Kolumne

Ein Blick und viele Worte

Ich liebe Worte und Sprachen, weil sie Gedanken und Gefühle jeglicher Art zum Leben erwecken. Ja, man sagt, dass ein Blick mehr als tausend Worte sagen kann. Das stimmt. Aber manchmal habe ich das Gefühl, mit Worten einem Ausdruck noch mehr Gewicht verleihen zu können.

Obwohl es oft schwieriger ist, die passenden Worte zu finden. Oder sich zu trauen, sie auszusprechen. Dann scheint ein Blick der einfachere Weg zu sein. Worte können verletzen. Sie können aber auch heilen, Dankbarkeit ausdrücken, Wertschätzung oder Zuneigung.

Ich glaube aber, dass all das davon abhängig ist, wer einem gegenüber steht. Wer zuhört. Wer hinsieht. Aufrichtige und innige Liebe braucht nicht immer viele Worte. Nonverbale Kommunikation ist ein schmaler Grat. Für den es viel Empathie und Einfühlungsvermögen braucht. Und ein Gespür dafür, wann es wichtig ist, zu sprechen, sich auszudrücken und sich mitzuteilen, für sich, und füreinander.

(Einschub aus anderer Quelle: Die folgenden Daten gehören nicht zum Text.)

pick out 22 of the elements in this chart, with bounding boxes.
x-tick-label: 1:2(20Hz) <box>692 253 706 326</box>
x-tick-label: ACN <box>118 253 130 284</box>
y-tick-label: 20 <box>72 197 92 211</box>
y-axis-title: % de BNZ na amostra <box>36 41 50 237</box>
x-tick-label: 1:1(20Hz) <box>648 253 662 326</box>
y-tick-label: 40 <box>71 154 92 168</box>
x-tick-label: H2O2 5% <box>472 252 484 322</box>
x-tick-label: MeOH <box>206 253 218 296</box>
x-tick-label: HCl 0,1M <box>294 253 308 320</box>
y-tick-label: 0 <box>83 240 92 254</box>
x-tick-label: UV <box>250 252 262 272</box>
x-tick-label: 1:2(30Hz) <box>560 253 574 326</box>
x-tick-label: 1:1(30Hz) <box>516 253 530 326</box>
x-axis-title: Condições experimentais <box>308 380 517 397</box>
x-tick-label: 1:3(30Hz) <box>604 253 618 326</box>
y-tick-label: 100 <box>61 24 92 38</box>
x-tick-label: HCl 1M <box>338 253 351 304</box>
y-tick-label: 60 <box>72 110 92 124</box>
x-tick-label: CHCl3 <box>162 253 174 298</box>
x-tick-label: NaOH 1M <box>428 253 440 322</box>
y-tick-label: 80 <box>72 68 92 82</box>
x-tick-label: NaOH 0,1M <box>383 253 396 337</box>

Vor einiger Zeit habe ich etwas gelesen, das ich nicht mehr vergessen habe und seither immer wieder umzusetzen versuche. Auch wenn es mich manchmal Überwindung kostet. Da stand in etwa sowas wie: Wenn du etwas Gutes, und sei es auch nur eine vermeintliche Kleinigkeit, an einem fremden Menschen wahrnimmst, etwas, das dich berührt und erreicht, dann sag ihm das.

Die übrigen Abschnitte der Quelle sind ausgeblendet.